His relentless resistance to what he thought was unscientific was encompassed not just the fight against black magic, human sacrifice to discover hidden treasures, exorcism and god-men who cheated and exploited the gullible, but also the concept of "Vastu-Shastra".

"Dr Dabholkar (a qualified doctor with MBBS degree) also adopted an anti-Vastu Shastra stand calling it unscientific and built his own house in hometown of Satara which faced south, contrary to the popular belief that it is an inauspicious direction for entrance," recalled one of his close associates in the campaign which the pioneered in Maharashtra.

"Following in his footsteps, many of us preferred to stay in houses facing south in order to propagate scientific yardsticks and non-acceptance of any belief that went against rational thinking," said Vinod Shirsat, Executive Editor of Pune-based "Sadhana" weekly of which Dabholkar was the chief editor.

Dabholkar, who led a simple life, campaigned against lavish marriages that showcased a vulgar display of wealth in a society ridden with disparities.

"He saw to it that his son Hamid and daughter Mukta were married in a simple manner without any pomp and fanfare and returned home after formal registration of marriage. The dates selected for tying the knot too did not follow the common practice of consulting the almanac to decide the auspicious days for such occasions", Shirsat recalled.
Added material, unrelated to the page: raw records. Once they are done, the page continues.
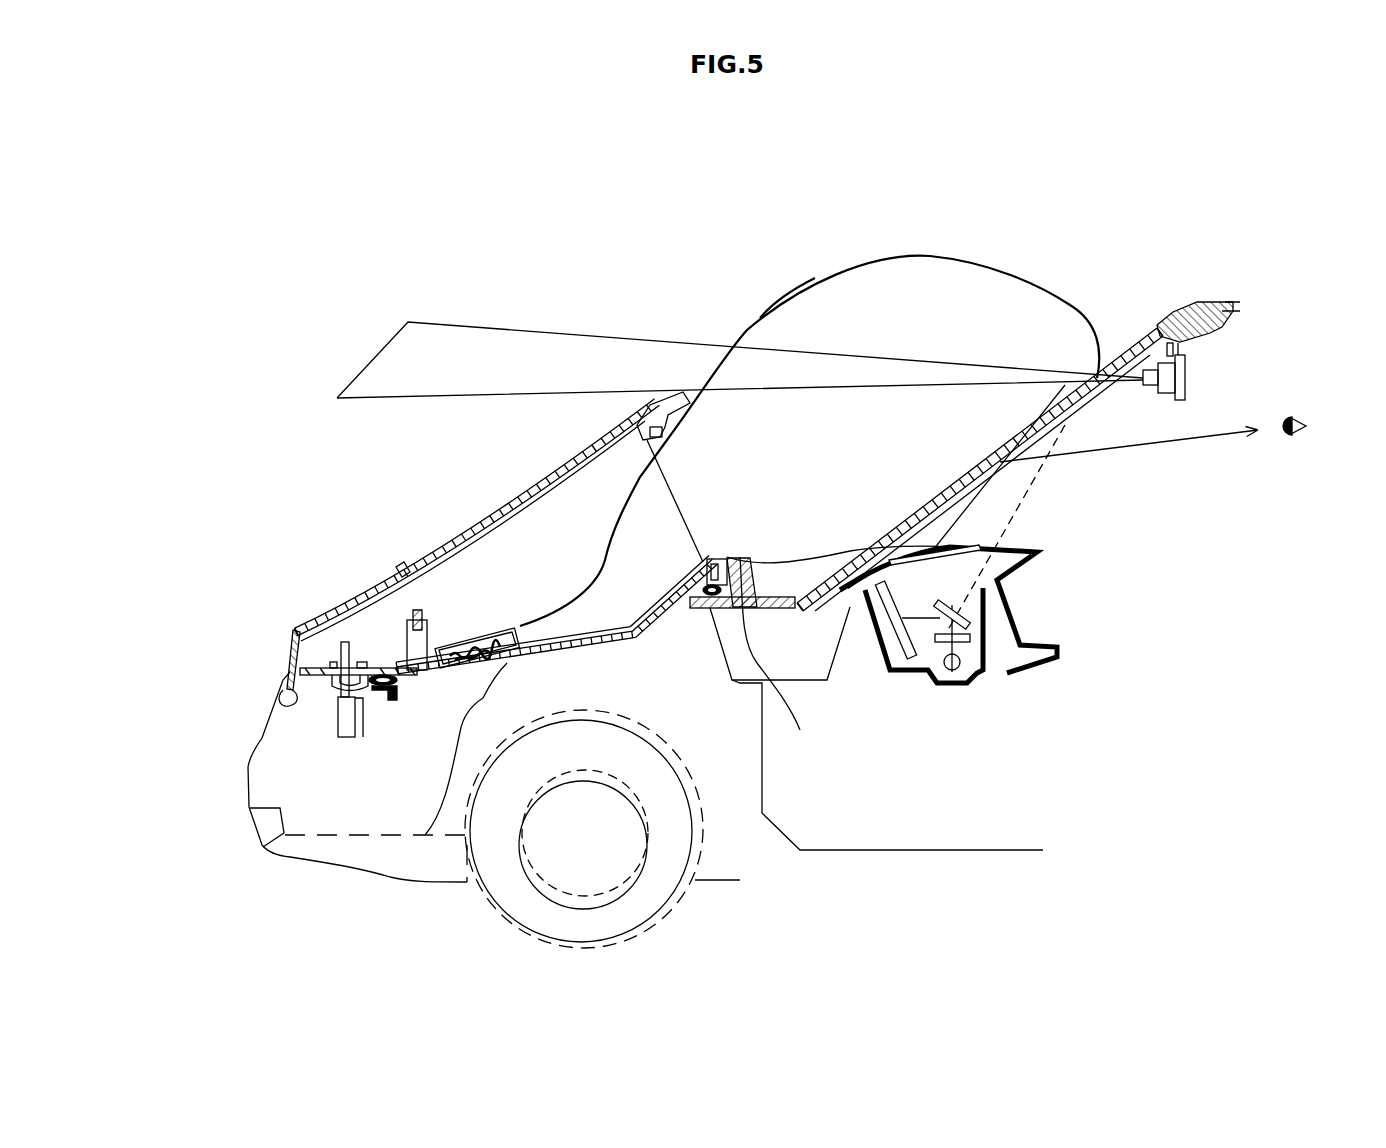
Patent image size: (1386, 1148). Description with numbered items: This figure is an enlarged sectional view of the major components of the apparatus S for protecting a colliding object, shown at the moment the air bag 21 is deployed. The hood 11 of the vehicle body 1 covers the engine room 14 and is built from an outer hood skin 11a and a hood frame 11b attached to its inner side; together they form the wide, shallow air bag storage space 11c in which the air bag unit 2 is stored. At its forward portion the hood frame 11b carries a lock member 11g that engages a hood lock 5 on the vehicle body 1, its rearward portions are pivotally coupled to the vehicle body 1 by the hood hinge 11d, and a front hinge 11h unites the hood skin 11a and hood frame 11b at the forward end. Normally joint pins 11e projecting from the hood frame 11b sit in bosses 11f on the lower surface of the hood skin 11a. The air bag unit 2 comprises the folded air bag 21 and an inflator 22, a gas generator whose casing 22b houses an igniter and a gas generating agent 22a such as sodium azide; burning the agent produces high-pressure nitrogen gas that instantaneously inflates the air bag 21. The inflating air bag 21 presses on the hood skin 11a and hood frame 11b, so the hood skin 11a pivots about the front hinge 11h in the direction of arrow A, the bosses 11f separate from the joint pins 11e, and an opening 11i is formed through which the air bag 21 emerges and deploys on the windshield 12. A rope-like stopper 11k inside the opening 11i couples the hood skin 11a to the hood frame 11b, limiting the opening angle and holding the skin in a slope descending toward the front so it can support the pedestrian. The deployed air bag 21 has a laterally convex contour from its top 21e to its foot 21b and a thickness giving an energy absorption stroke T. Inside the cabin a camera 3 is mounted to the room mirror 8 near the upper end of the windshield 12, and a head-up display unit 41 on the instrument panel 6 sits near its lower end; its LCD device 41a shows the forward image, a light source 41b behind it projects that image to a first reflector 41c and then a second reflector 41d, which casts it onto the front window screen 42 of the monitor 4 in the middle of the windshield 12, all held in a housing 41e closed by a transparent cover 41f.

The vehicle body 1 is at (1192, 299).
The air bag unit 2 is at (696, 434).
The camera 3 is at (1153, 325).
The monitor 4 is at (1100, 457).
The hood lock 5 is at (347, 728).
The instrument panel 6 is at (1030, 553).
The room mirror 8 is at (1186, 372).
The hood 11 is at (370, 574).
The hood skin 11a is at (310, 665).
The hood frame 11b is at (300, 657).
The air bag storage space 11c is at (478, 600).
The hood hinge 11d is at (778, 750).
The joint pins 11e is at (420, 610).
The bosses 11f is at (400, 568).
The lock member 11g is at (290, 630).
The front hinge 11h is at (290, 703).
The opening 11i is at (720, 448).
The stopper 11k is at (670, 438).
The windshield 12 is at (1092, 338).
The engine room 14 is at (425, 835).
The air bag 21 is at (557, 612).
The foot 21b is at (623, 498).
The top 21e is at (787, 300).
The inflator 22 is at (495, 605).
The gas generating agent 22a is at (507, 660).
The casing 22b is at (490, 672).
The head-up display unit 41 is at (990, 548).
The liquid crystal display device 41a is at (977, 673).
The light source 41b is at (953, 685).
The first reflector 41c is at (993, 617).
The second reflector 41d is at (905, 660).
The housing 41e is at (875, 642).
The transparent cover 41f is at (1018, 575).
The front window screen 42 is at (1035, 415).
The arrow A is at (615, 578).
The apparatus for a vehicle for protection of a colliding object S is at (878, 258).
The energy absorption stroke T is at (962, 463).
The activist with a rare courage of conviction, even refused to attend the ceremonial reception arranged by the family of his daughter-in-law.

Constantly on the move, touring various interior parts of Maharashtra to carry on with his life long mission of eradication of superstitions as part of social reforms, Dabholkar always clad in a simple "kurta" never opted for comfortable stay in hotel or lodges but preferred the houses of ordinary villagers whom he had roped in to strengthen the progressive movement.

"He named his son (Hamid) after the prominent Muslim social reformist of Maharashtra the late Hamid Dalwai years ago, raising eyebrows among the orthodox," said Shirsat.

Even the cremation of the man who assiduously championed rationalism, was performed without any religious rites by the family members.

"But his wish to donate body could not be honoured because it was subjected to autopsy after he fell to the bullets of those who could not defeat his thought and spirit," he added.